The company’s system automates the cell culture process, eliminating much of the manual labor and boosting reliability and reproducibility. Other services, like custom organoid line expansion, take customer-supplied lines and scale them up to support next-generation drug discovery.  

“You can imagine our technology like a highly regulated oven, where scientists can essentially mix up their own cake recipes and get extremely reliable results based on what they put in,” says Dhamija. “Taking the analogy further, the next step in our work is to not just build the oven but provide cake mixes for the most important recipes as well.”  

The launch of the Danaher Beacon for Preclinical Drug Safety is such a step. One reality of the technical hurdles in culturing liver organoids is that they must often be sourced from a very small number of samples that represent a highly limited patient population. The Beacon will work to address this challenge, creating protocols and resources for stem cell-derived liver organoid systems that are biologically relevant, scalable, and reflective of the diversity of real patient populations, all with the goal of making it easier for researchers to improve drug safety screening.  
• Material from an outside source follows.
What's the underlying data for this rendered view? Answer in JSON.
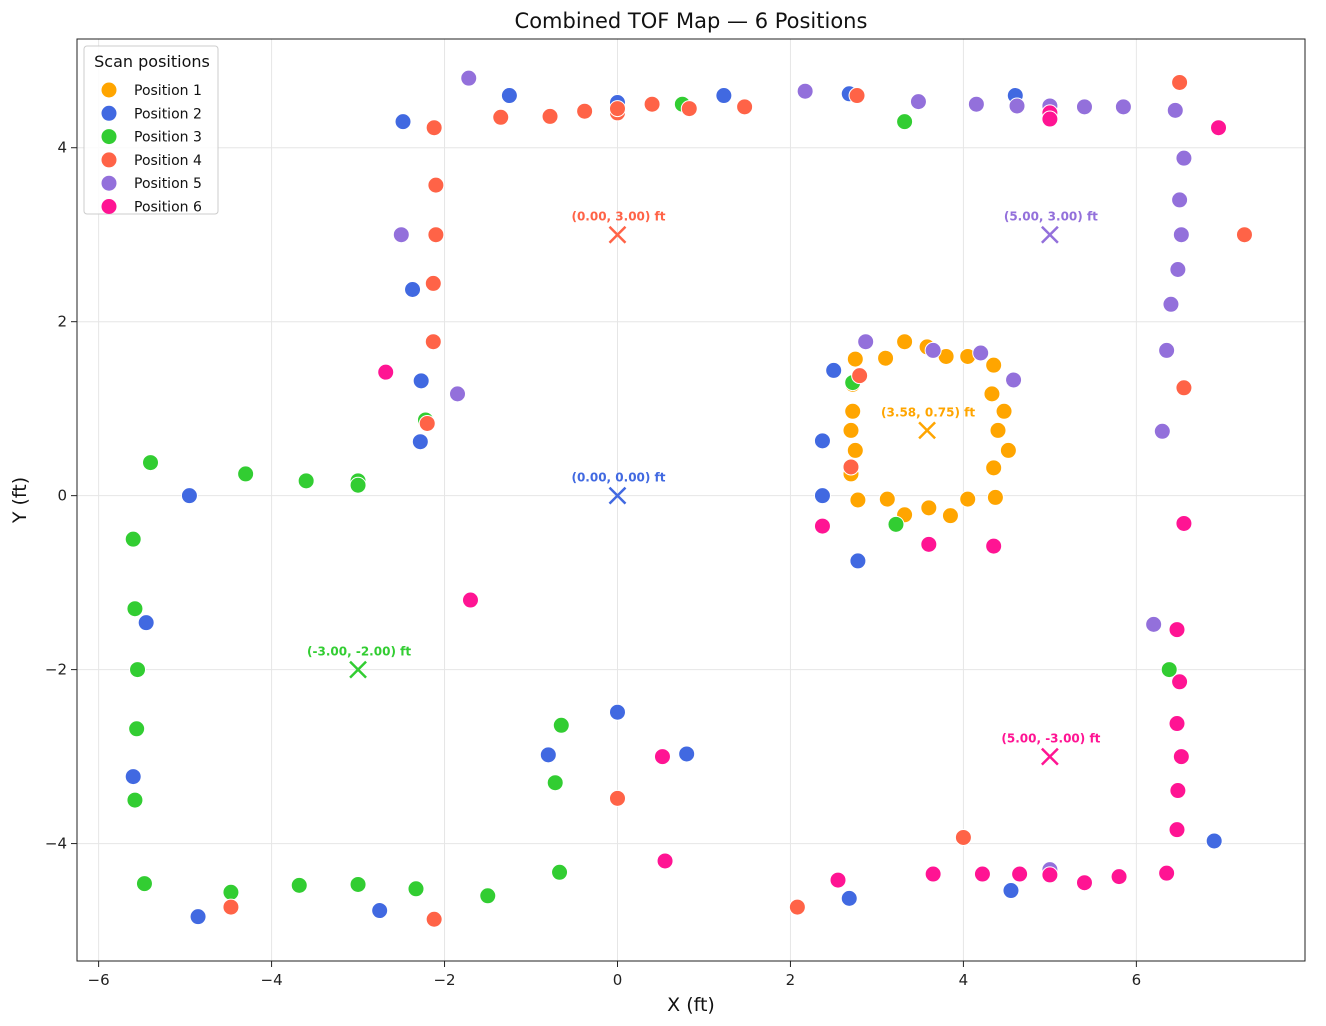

“Ultimately, our vision is to build on our ‘biological oven’ with a kind of cake mix approach that offers a suite of varied, diverse, and highly tested stem cell-derived liver organoids that make it easy for scientists to put these powerful model systems to work for patients,” says Dhamija.  

Pictured below: HepG2 cells tested and imaged to observe the impact of various drugs on cell viability.

HepG2 cells
From left to right: control (untreated), haloperidol (a first-generation typical antipsychotic), and rotenone (a natural compound used as an insectici

From left to right: control (untreated), haloperidol (a first-generation typical antipsychotic), and rotenone (a natural compound used as an insecticide and herbicide).


The future of safer drugs

“If the first 100 years of organoid technology were about modeling the complexity of an organ, its future will be about faithfully modeling the diversity of patients those mini organs need to represent,” says Chandra Ramanathan, VP and Head of External Innovation, Life Sciences Innovation Group, Danaher.
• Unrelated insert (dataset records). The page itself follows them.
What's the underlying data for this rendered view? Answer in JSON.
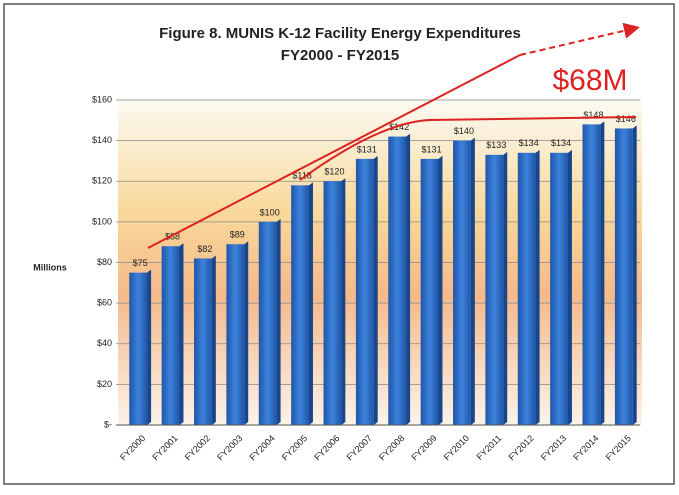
{
  "chart_data": {
    "type": "bar",
    "title": "Figure 8.  MUNIS K-12 Facility Energy Expenditures",
    "subtitle": "FY2000 - FY2015",
    "y_label": "Millions",
    "annotation": "$68M",
    "categories": [
      "FY2000",
      "FY2001",
      "FY2002",
      "FY2003",
      "FY2004",
      "FY2005",
      "FY2006",
      "FY2007",
      "FY2008",
      "FY2009",
      "FY2010",
      "FY2011",
      "FY2012",
      "FY2013",
      "FY2014",
      "FY2015"
    ],
    "values": [
      75,
      88,
      82,
      89,
      100,
      118,
      120,
      131,
      142,
      131,
      140,
      133,
      134,
      134,
      148,
      146
    ],
    "value_labels": [
      "$75",
      "$88",
      "$82",
      "$89",
      "$100",
      "$118",
      "$120",
      "$131",
      "$142",
      "$131",
      "$140",
      "$133",
      "$134",
      "$134",
      "$148",
      "$146"
    ],
    "color": "#2f6fc9",
    "ylim": [
      0,
      160
    ],
    "yticks": [
      {
        "value": 0,
        "label": "$-"
      },
      {
        "value": 20,
        "label": "$20"
      },
      {
        "value": 40,
        "label": "$40"
      },
      {
        "value": 60,
        "label": "$60"
      },
      {
        "value": 80,
        "label": "$80"
      },
      {
        "value": 100,
        "label": "$100"
      },
      {
        "value": 120,
        "label": "$120"
      },
      {
        "value": 140,
        "label": "$140"
      },
      {
        "value": 160,
        "label": "$160"
      }
    ],
    "grid": true
  }
}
“We’re now looking beyond modeling a disease in a dish, and toward a population in a dish.”  

This development is especially pressing given increasing recognition of the need for diversity in clinical trials. Notably, while Black populations suffer disproportionately from DILI with higher rates of morbidity and mortality, suggesting a possible genetic predisposition, they are also significantly underrepresented in clinical trials, accounting for just 8% of clinical trial participants. 
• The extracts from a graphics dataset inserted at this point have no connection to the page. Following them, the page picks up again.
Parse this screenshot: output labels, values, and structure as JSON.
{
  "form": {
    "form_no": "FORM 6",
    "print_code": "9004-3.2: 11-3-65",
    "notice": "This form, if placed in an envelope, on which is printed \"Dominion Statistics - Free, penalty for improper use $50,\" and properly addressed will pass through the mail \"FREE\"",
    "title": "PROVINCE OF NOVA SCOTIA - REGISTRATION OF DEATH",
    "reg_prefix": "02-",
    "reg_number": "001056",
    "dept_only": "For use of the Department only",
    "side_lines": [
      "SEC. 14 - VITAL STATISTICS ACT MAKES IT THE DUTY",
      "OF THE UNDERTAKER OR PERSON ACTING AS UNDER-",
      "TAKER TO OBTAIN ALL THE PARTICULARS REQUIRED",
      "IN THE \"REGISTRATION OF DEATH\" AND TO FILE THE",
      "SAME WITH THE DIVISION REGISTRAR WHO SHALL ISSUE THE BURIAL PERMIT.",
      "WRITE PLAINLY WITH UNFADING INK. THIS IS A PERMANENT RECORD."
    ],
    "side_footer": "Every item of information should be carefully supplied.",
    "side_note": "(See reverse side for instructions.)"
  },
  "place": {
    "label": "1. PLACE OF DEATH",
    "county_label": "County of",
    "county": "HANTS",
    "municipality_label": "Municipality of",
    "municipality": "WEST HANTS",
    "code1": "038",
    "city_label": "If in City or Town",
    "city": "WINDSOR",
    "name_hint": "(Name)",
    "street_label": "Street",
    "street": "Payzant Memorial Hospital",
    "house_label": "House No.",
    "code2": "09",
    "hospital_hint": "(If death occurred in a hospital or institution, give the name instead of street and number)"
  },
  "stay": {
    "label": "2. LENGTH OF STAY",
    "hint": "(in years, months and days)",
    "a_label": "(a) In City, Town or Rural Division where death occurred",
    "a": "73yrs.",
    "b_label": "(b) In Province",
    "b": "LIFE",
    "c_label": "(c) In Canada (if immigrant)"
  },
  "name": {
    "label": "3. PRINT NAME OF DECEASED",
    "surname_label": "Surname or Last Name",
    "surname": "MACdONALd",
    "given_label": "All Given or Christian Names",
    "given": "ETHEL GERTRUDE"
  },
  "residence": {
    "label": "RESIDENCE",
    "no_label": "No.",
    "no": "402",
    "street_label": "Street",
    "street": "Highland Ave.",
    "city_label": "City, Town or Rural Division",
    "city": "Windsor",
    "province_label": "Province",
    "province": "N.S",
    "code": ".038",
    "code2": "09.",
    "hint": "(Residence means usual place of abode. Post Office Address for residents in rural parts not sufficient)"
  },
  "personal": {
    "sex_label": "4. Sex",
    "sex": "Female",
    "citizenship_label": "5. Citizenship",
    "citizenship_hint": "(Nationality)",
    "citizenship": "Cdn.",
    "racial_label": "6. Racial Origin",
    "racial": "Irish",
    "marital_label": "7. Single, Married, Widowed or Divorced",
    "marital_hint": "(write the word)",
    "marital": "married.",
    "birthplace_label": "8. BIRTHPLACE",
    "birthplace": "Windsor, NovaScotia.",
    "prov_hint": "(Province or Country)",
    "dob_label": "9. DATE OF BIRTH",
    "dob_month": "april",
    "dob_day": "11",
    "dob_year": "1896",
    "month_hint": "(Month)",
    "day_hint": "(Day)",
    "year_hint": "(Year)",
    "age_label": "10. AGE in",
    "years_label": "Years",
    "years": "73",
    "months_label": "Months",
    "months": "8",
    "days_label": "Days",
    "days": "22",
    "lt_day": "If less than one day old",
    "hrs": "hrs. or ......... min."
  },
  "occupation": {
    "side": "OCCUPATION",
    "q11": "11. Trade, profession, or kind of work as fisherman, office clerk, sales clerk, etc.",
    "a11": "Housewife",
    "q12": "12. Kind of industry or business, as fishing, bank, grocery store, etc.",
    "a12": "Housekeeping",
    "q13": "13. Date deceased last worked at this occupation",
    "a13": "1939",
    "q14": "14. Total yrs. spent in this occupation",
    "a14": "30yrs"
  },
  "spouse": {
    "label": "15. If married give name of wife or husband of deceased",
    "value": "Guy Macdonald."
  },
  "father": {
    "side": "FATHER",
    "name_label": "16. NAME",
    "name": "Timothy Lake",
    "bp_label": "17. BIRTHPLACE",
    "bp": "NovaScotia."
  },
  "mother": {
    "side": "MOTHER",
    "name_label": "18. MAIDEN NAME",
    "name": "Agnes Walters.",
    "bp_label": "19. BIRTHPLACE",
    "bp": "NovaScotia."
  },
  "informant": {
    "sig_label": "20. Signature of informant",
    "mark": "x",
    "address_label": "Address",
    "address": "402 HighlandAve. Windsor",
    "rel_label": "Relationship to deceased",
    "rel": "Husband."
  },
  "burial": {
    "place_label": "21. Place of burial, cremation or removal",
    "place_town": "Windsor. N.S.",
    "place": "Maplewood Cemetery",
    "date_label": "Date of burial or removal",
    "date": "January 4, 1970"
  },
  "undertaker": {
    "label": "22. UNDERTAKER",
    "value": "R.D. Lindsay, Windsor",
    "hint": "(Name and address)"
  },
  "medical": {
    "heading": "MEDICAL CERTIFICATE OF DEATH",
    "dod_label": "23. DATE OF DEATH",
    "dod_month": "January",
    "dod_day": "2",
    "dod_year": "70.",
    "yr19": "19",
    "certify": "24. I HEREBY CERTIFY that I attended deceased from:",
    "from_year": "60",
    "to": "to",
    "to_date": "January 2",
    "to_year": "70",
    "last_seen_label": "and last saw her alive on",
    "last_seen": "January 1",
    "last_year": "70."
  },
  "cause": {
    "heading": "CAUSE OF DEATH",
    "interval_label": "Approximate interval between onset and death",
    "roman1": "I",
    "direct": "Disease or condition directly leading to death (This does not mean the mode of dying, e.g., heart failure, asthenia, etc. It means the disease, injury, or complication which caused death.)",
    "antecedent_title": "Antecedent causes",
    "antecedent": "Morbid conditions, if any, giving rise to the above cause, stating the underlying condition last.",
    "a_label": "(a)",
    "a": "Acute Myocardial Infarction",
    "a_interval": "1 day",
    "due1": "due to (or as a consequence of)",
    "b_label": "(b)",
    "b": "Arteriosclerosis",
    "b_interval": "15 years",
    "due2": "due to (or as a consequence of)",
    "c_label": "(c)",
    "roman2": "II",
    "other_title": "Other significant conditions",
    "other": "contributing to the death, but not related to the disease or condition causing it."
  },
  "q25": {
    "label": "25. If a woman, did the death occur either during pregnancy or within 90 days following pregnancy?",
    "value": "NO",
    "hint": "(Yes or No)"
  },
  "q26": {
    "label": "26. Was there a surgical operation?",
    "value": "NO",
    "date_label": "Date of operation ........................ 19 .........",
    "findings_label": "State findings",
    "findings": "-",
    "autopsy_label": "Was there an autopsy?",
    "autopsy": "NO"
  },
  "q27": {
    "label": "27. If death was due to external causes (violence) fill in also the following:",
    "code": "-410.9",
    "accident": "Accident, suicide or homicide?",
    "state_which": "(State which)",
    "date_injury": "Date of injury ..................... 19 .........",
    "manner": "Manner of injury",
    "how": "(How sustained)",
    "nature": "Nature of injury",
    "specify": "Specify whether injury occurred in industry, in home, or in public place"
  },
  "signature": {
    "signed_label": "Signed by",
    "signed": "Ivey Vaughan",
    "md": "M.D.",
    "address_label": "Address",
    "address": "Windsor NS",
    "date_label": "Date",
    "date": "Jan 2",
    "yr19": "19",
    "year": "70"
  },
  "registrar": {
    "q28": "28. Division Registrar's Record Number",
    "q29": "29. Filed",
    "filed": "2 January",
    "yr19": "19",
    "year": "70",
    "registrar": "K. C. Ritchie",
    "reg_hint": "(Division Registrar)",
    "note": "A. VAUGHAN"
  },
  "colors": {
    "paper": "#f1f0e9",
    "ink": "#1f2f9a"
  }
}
More diverse and scalable liver organoids have the potential to become the next great tool in introducing more diversity earlier in drug development: a crucial step in accelerating discovery of new therapies, ruling out unsafe candidates earlier, and aligning on those that will make it through trials to market, saving time, money and lives all at the same time.  

“Organoids already mimic human organs better than any other system we have,” says Dhamija. “To us, and on behalf of patients waiting for safe and effective drugs everywhere, it’s clearly worth the investment to make this powerful tool as useful—and usable—as it can possibly be.”